Hi all,
I’m working on a new pass to optimize comparison chains.
Motivation
Clang currently generates inefficient code when dealing with contiguous member-by-member structural equality. Consider:
struct A {
bool operator==(const A& o) const { return i == o.i && j == o.j; }
uint32 i;
uint32 j;
};
This generates:
mov eax, dword ptr [rdi]
cmp eax, dword ptr [rsi]
jne .LBB0_1
mov eax, dword ptr [rdi + 4]
cmp eax, dword ptr [rsi + 4]
sete al
ret
.LBB0_1:
xor eax, eax
ret
I’ve been working on an LLVM pass that detects this pattern at IR level and turns it into a memcmp() call.
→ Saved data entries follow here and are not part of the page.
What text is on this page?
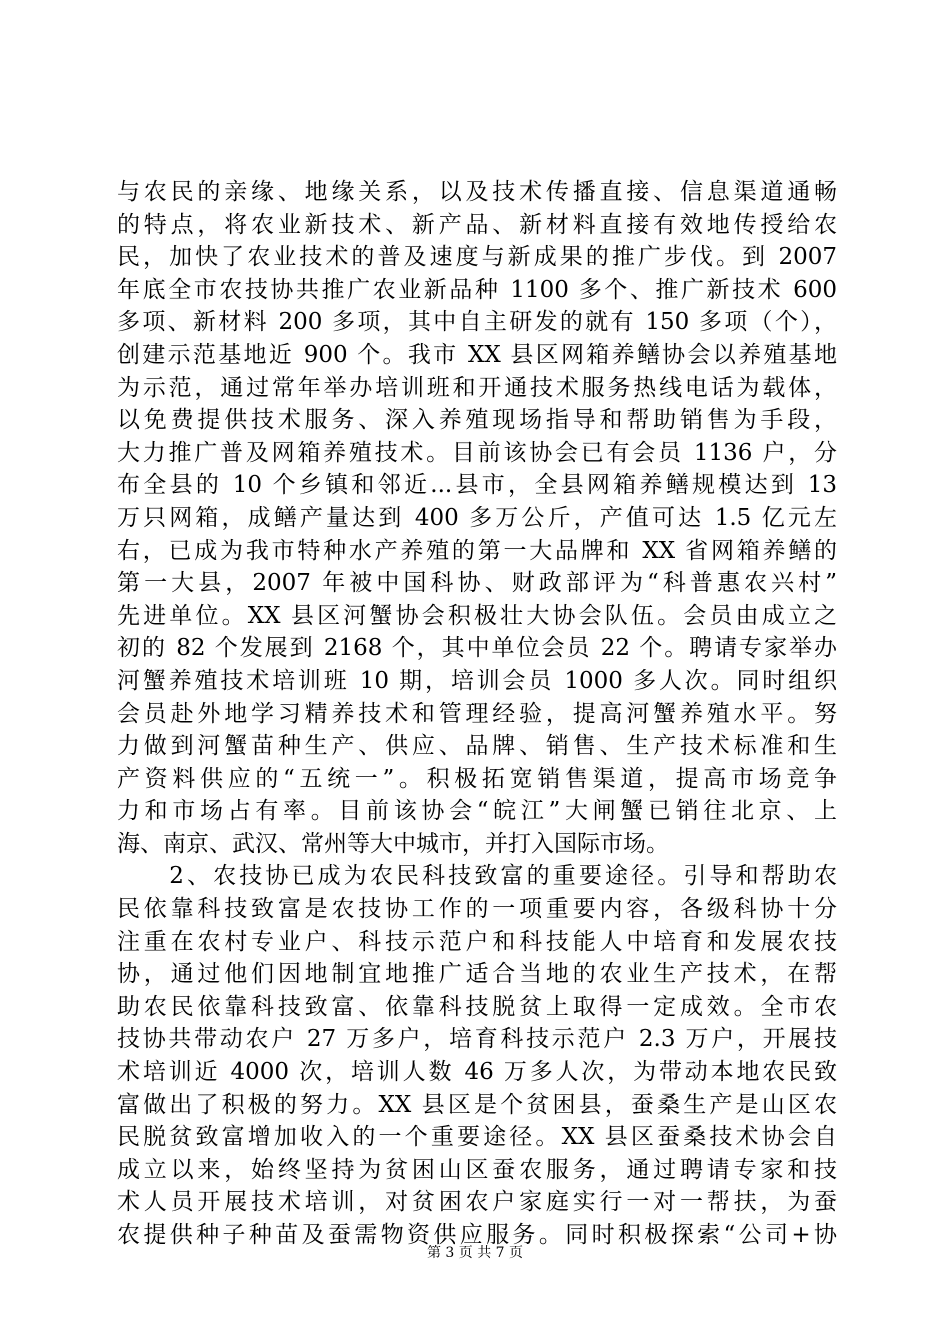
与农民的亲缘、地缘关系，以及技术传播直接、信息渠道通畅
的特点，将农业新技术、新产品、新材料直接有效地传授给农
民，加快了农业技术的普及速度与新成果的推广步伐。到 2007
年底全市农技协共推广农业新品种 1100 多个、推广新技术 600
多项、新材料 200 多项，其中自主研发的就有 150 多项（个），
创建示范基地近 900 个。我市 XX 县区网箱养鳝协会以养殖基地
为示范，通过常年举办培训班和开通技术服务热线电话为载体，
以免费提供技术服务、深入养殖现场指导和帮助销售为手段，
大力推广普及网箱养殖技术。目前该协会已有会员 1136 户，分
布全县的 10 个乡镇和邻近...县市，全县网箱养鳝规模达到 13
万只网箱，成鳝产量达到 400 多万公斤，产值可达 1.5 亿元左
右，已成为我市特种水产养殖的第一大品牌和 XX 省网箱养鳝的
第一大县，2007 年被中国科协、财政部评为“科普惠农兴村”
先进单位。XX 县区河蟹协会积极壮大协会队伍。会员由成立之
初的 82 个发展到 2168 个，其中单位会员 22 个。聘请专家举办
河蟹养殖技术培训班 10 期，培训会员 1000 多人次。同时组织
会员赴外地学习精养技术和管理经验，提高河蟹养殖水平。努
力做到河蟹苗种生产、供应、品牌、销售、生产技术标准和生
产资料供应的“五统一”。积极拓宽销售渠道，提高市场竞争
力和市场占有率。目前该协会“皖江”大闸蟹已销往北京、上
海、南京、武汉、常州等大中城市，并打入国际市场。
　　2、农技协已成为农民科技致富的重要途径。引导和帮助农
民依靠科技致富是农技协工作的一项重要内容，各级科协十分
注重在农村专业户、科技示范户和科技能人中培育和发展农技
协，通过他们因地制宜地推广适合当地的农业生产技术，在帮
助农民依靠科技致富、依靠科技脱贫上取得一定成效。全市农
技协共带动农户 27 万多户，培育科技示范户 2.3 万户，开展技
术培训近 4000 次，培训人数 46 万多人次，为带动本地农民致
富做出了积极的努力。XX 县区是个贫困县，蚕桑生产是山区农
民脱贫致富增加收入的一个重要途径。XX 县区蚕桑技术协会自
成立以来，始终坚持为贫困山区蚕农服务，通过聘请专家和技
术人员开展技术培训，对贫困农户家庭实行一对一帮扶，为蚕
农提供种子种苗及蚕需物资供应服务。同时积极探索“公司+协
第 3 页 共 7 页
This generates more efficient code:
mov rax, qword ptr [rdi]
cmp rax, qword ptr [rsi]
sete al
ret
And thanks to recent improvements in the memcmp codegen, this can be made to work for all sizes.
Impact of the change
I’ve measured the change on std:pair/std::tuple. The pass typically makes the code 2-3 times faster with code that’s typically 2-3x times smaller.
A more detailed description can be found here and a proof of concept can be seen here.
Do you see any aspect of this that I may have missed?
For now I’ve implemented this as a separate pass. Would there be a better way to integrate it?
Thanks !